If you want to see how civic society is done properly, go to Amsterdam. Walking through the manicured Vondelpark, I witnessed a jogger bend down, pick up a discarded bottle and deposit it into a recycling bin mid-stride. These people are self-cleaning! Contrast this with a Brit in comical drag on a stag night accosting a stranger with "Can you take a selfie of me and my mates?"
Now it would seem a bit unfair to stereotype my countrymen on the basis of one drunkard in stockings with an appalling grasp of photographic concepts. So let's base it on the night life. The area in which we were drinking was the Amsterdam equivalent of Leicester Square. But, unlike Leicester Square, it wasn't like a scene out of Day of the Dead: No glaze-eyed marauders (other than the ones we brought with us), no vomiting, no scuffles, no litter, no heavy sense of palpable hostility. People ate delicious international street food in an orderly fashion without even the threat of an Angus steakhouse. Let's be balanced. Britain is coming on leaps and bounds. It's now perfectly acceptable, for example, to put mayonnaise on one's chips.
Now, this is not to say that the Dutch don't know how to get drunk. Any showing of the Dutch football team is always accompanied by reveling giant oompa loompas. We went into one bar where there was a private party, although no one seemed bothered by our presence. They swilled beer, sung boisterously to what sounded like the Dutch Oasis ('Don't Look Back in Alkmaar'?), formed a huge drunken rowing formation on the floor and somehow tore down an impressive light fitting, which was then methodically tidied away under a table. Despite all this there was not a single note of hostility. Not a cross word or a fight. The light was probably just acknowledged and added to their bill. No need to call the clog squad.

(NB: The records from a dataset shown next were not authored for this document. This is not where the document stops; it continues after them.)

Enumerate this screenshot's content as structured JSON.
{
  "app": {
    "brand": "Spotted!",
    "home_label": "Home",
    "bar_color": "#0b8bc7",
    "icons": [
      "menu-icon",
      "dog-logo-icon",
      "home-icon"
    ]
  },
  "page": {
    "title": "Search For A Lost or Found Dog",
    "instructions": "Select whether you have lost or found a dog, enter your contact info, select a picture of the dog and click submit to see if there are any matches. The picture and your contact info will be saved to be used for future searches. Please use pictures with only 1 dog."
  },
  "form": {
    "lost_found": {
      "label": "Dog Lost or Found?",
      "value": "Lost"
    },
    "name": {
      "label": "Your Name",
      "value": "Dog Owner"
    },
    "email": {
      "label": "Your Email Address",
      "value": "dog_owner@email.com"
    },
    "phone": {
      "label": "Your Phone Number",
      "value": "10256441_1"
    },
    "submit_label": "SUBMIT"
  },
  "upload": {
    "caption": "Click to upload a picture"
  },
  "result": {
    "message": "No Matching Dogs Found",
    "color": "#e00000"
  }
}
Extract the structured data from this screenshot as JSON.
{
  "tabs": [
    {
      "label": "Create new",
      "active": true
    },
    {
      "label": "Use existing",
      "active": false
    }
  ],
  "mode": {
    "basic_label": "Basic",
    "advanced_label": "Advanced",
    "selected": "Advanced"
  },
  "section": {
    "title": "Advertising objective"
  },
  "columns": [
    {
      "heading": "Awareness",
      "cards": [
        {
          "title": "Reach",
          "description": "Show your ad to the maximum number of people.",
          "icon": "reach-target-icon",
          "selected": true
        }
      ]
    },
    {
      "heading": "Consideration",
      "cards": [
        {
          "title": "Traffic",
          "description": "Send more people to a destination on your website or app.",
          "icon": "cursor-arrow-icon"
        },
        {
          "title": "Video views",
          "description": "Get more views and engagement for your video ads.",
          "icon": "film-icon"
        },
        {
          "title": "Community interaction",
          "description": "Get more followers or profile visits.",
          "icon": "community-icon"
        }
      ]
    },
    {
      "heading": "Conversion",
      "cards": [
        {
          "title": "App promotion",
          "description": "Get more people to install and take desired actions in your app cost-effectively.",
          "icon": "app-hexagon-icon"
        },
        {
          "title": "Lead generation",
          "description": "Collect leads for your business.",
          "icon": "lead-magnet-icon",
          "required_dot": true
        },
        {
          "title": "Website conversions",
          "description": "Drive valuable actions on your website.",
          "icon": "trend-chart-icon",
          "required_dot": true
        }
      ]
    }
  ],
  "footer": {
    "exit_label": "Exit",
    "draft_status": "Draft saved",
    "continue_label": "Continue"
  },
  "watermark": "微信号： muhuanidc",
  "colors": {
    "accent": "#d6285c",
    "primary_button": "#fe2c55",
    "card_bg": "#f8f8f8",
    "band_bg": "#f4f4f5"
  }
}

Getting out of the centre, we found ourselves at a cool, minimalist bar. As the eight of us rollicked in there was an audible sigh from the other patrons. Apparently getting Brits in your bar is a bit like cattle rustling desperados entering the Last Chance Saloon just after you've had the place re-glazed. I ordered a gin and tonic and typically beautiful, blonde barmaid brought it over. I stood up to take it off her - in my hazy state thinking this might be chivalrous. She handed me the gin and seemed to linger with a little bottle of something herself which she held towards me. Mistaking her helpfulness, I clinked my glass with her bottle, holding eye-contact and saying "Cheers." She looked pitifully at me. "This is your tonic...don't have much more to drink, okay?" This was witnessed by my whole group. As I slunk down in my seat she went back to talk to the male bar staff who were all 6'6 and sculpted from marble. We Brits have a booze-fueled self-confidence, but the very stuff that gives us our audacity also makes us splotchy and shapeless. When we asked for the bill, the waiter brought over a large handful of Worther's Originals - successfully appeasing the stoned morons in the corner.
Amsterdam is a city almost designed to be enjoyed on foot. It's not like trying to walk along the Thames in London. It isn't okay and picturesque for a bit and then you have to take a backstreet through a car park and down an alley to get back on to the path. The buildings are also immaculate. Although Amsterdammers didn't go through the Blitz, they nevertheless keep their buildings immaculate - as if they're given a rigorous sponge bath every Sunday night.
It probably helps that Amsterdam has a much smaller populace and has far less traffic than London. It has proper cycle lanes running parallel to the roads where cyclists can comfortably ride two abreast and chat, although they can be a bit of a hazard for the unthinking pedestrian and trying to cross any road at any time is a four lane marathon. London has introduced 'cycle super highways' - painted areas of blue road that are general full of buses and taxis or disappear onto the pavement. Official London cycle routes meander through back streets like a river with Attention Deficit Disorder before mysteriously depositing you in sinisterly deserted housing estates.
It seemed that the Dammers really do have it better than us. For a brief moment, we all resolved to become better people by relocating. But then our montage was interrupted as every café and restaurant seem to be afraid of properly runny eggs, they have no proper pubs with any decent music that seem to have one toilet for every thousand people, so with much straw-grasping we decided we were better off going back to where we came from. In the Kingdom of the full bladders, the single-cubicled venue is most definitely not king. Perhaps they're afraid that too many flushing toilet might return this little piece of paradise to the sea.